Yes, smoking is the single most significant risk factor for peripheral artery disease, and current or former smokers make up more than 80 percent of people with PAD. Even without symptoms, if you smoke and are over 40, or if you have other risk factors like diabetes or high blood pressure, you should discuss screening with your doctor.

🎯 Key takeaways

  • Many people with arterial disorders have no symptoms at all, making screening tests crucial for those with risk factors like smoking, diabetes, or high blood pressure.

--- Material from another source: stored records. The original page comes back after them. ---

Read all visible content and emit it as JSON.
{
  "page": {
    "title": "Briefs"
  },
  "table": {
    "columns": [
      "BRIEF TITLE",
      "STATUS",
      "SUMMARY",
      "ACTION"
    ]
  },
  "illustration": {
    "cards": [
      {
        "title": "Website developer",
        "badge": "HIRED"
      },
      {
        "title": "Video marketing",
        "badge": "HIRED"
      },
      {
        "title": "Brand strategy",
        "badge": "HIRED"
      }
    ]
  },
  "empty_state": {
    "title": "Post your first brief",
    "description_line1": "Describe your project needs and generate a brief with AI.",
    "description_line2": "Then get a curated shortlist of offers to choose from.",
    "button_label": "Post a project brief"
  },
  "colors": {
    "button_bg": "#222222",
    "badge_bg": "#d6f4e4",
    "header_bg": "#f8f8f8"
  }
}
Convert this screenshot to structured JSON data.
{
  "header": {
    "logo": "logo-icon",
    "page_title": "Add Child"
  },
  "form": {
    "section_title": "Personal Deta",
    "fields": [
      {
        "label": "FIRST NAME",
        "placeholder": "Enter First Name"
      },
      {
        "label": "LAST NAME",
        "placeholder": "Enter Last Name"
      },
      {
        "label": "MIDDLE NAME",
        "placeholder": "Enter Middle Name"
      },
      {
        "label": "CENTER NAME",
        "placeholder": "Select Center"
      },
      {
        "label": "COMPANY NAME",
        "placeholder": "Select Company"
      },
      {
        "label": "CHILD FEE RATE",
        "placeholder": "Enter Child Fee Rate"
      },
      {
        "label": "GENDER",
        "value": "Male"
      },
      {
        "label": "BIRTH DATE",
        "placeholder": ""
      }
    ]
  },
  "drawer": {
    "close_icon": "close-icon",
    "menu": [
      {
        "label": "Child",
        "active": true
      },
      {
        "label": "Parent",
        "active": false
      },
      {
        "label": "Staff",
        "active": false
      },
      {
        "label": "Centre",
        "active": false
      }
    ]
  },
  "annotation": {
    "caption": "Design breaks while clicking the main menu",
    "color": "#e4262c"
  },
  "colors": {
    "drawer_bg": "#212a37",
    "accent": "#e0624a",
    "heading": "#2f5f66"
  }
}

  • The ankle-brachial index is a simple, painless first-line test that compares blood pressure in your arms and ankles to detect arterial narrowing.
  • Having three or more cardiovascular risk factors increases your odds of peripheral artery disease by ten times.
  • Peripheral artery disease isn’t just a leg problem—it signals that atherosclerosis may be affecting arteries throughout your body, including those supplying your heart and brain.
  • Smokers with PAD have cardiovascular death rates more than double those of people with PAD who never smoked, making quitting smoking critically important.
  • Exercise testing can reveal arterial problems that don’t show up on resting tests because your muscles demand more blood during activity.
  • The prevalence of peripheral artery disease more than doubles between your 60s and 80s, jumping from 16 percent to 34 percent.
  • Clinical trials for arterial disorders use standardized diagnostic criteria including ABI thresholds, imaging studies, blood tests, and walking distance measurements to ensure accurate evaluation of experimental treatments.